Sunday, June 24, 2018
Our History


The History of St. Maron Parish - Philadelphia, PA

The founding of St. Maron's, one of the first Maronite parishes in North America, dates back to the late 1800's, when the ship Rainbow (#176) docked at the Port of New Orleans. Sarkees Abraham, at 22 years of age, disembarked and began a long journey up the eastern seaboard of the United States. For the next two and one-half years, this brave pioneer travelled by foot and settled in Philadelphia, thereby becoming the first known Lebanese inhabitant in the Cradle of Liberty. He took an apartment on 10th Street between Catherine and Christian Streets. Unknown to him, twelve other Lebanese immigrants were to follow and in 1885 established themselves in Philadelphia, taking up residence at what is now 1173 S. 10tn Street. These brave pioneers established the neighborhood that continues today as the heart and soul of the Middle Eastern community in the Greater Philadelphia region.

Concurrent with this initial immigration to Philadelphia was the development of the Maronite church.

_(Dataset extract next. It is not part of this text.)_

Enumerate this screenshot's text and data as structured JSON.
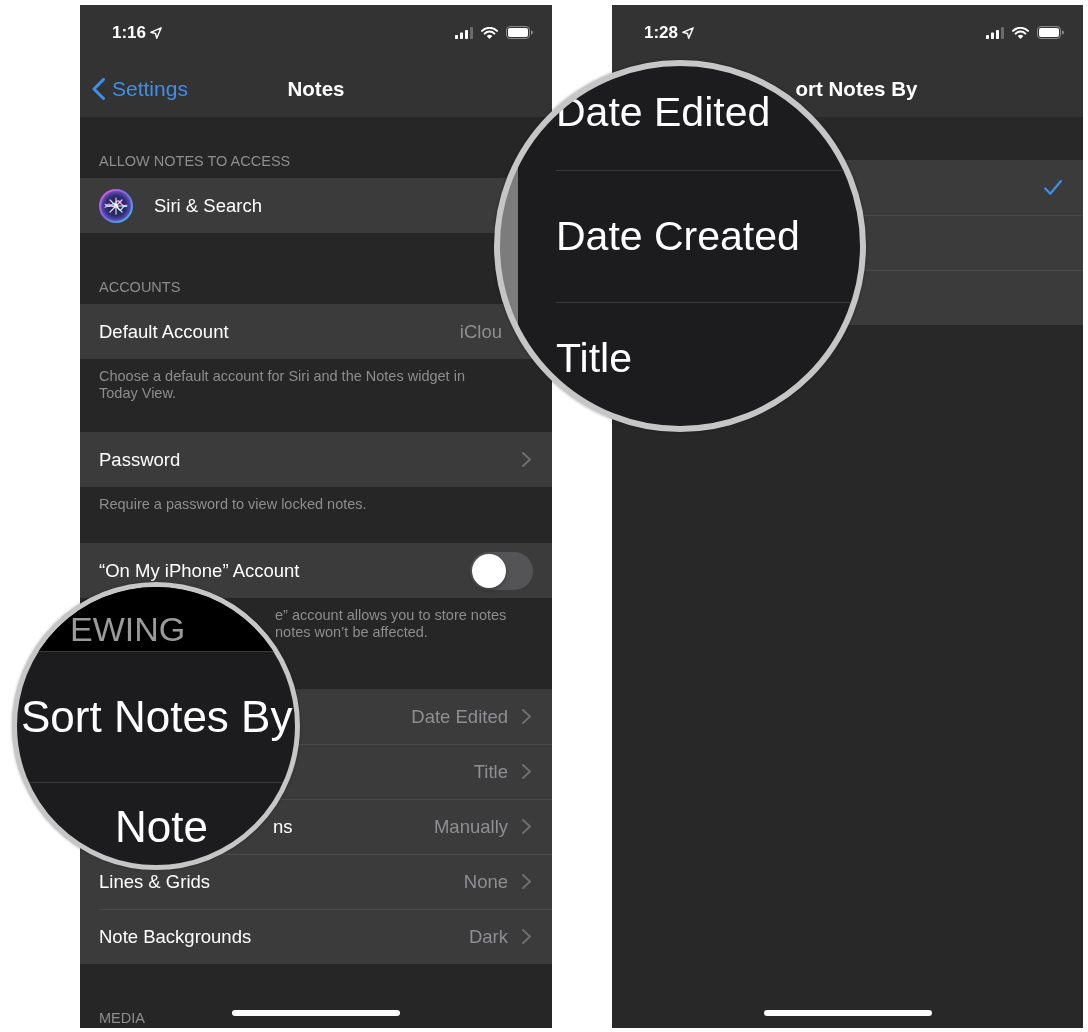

It is recorded that Fr. Istfan Korkemaz, an itinerant Lebanese priest, established the first Maronite parish, known as St. Maron, in 1887 on Washington Avenue between 9th and 10th Street. According to church records, Hadla Kheiralhah was married to Hanna Abdo in 1888. In addition to his Philadelphia ministry, Fr. Korkemaz travelled the Middle Atlantic region performing the rituals of the Maronite Rite for the mushrooming Lebanese populations. We know that Fr. Korkemaz maintained his presence in Philadelphia until 1911.

Around 1890, St. Maron moved from its Washington Avenue location to 931 Ellsworth Street.  Additional records indicate that the church was housed on the second floor of the Ellsworth Street location with a Michael Gussin as sexton.  On October 2, 1899, the seal of St. Maron Church was made and read “St. Maron of the Syro-Maronite Missions in the U.S.A.”

 On March 2, 1902, Fr. Joseph Yazbeck, later Chor-Bishop, dedicated the "new" church at the northwest corner of 10th and Ellsworth Streets where it has remained for over 100 years. Archbishop P.J. Ryan of Philadelphia, who had previously asked for a permanent Maronite priest, was present at the dedication. Interestingly, Fr. Yazbeck's first mass in Philadelphia was said at St. Paul's Church on Christian Street between 9th and 10th Streets. It was at St. Paul's school that Fr. Yazbeck registered the first of many Lebanese students, a young girl known as Marika Joseph Gussin in 1901. It was during the years between the 1899 and the early 1900's that some of St. Maron earliest families became established. These families have remained devoted members for over 100 years. These early settlers never forgot their homeland and in 1925 founded the Antoureen Benefit Charitable Society, which was chartered to collect funds to help their countrymen and women in Lebanon.

 Following Chor-Bishop Yazbeck's tenure as pastor, Fr. Louis Zouain assumed the role as spiritual head of the Maronite community. It was during his stay that the first choir was established and, most probably, had as its first singer, Najdaj Khoury, Fr. Zouain's niece. A major work of Fr. Zouain was translating the psalms and hymns of the Maronite mass to English.  In succeeding years, St. Maron Church had as its pastors Fr. Biscante, Fr. Nehme, Chor-Bishop Risha and Fr. Joseph Shaheen. Each in his own unique manner, contributed to the stability and development of the church and the Maronite community in the Greater Philadelphia region, while also helping to integrate the Lebanese into the mainstream of American life.

In March, 1974, Msgr. Sharbel Lischaa was assigned to St. Maron Church and became the eighth pastor to lead this historic parish. Under his guidance and direction, the parish grew and prospered. Msgr. Sharbel was respected and loved by his parishioners and by the many men and women in the region for whom he has opened his heart and his doors. He was instrumental in establishing the original mission in Newtown Square, known as The St. Sharbel Mission, which continues today as the second Maronite parish in the Philadelphia region.

Msgr. Sharbel’s retirement was accepted by Bishop Gregory Mansour in October, 2010 at which time Fr. Michael Marrone, a priest in the Archdiocese of Philadelphia whose family counts itself among the original members of the parish, assumed the role of Pastoral Administrator. 

In May, 2011 Bishop Gregory appointed Fr. Vincent Farhat as the Pastoral Administrator of St. Maron Church effective September, 2011. 

In June, 2013 Fr. Vincent Farhat was officially assigned Pastor of Saint Maron Church.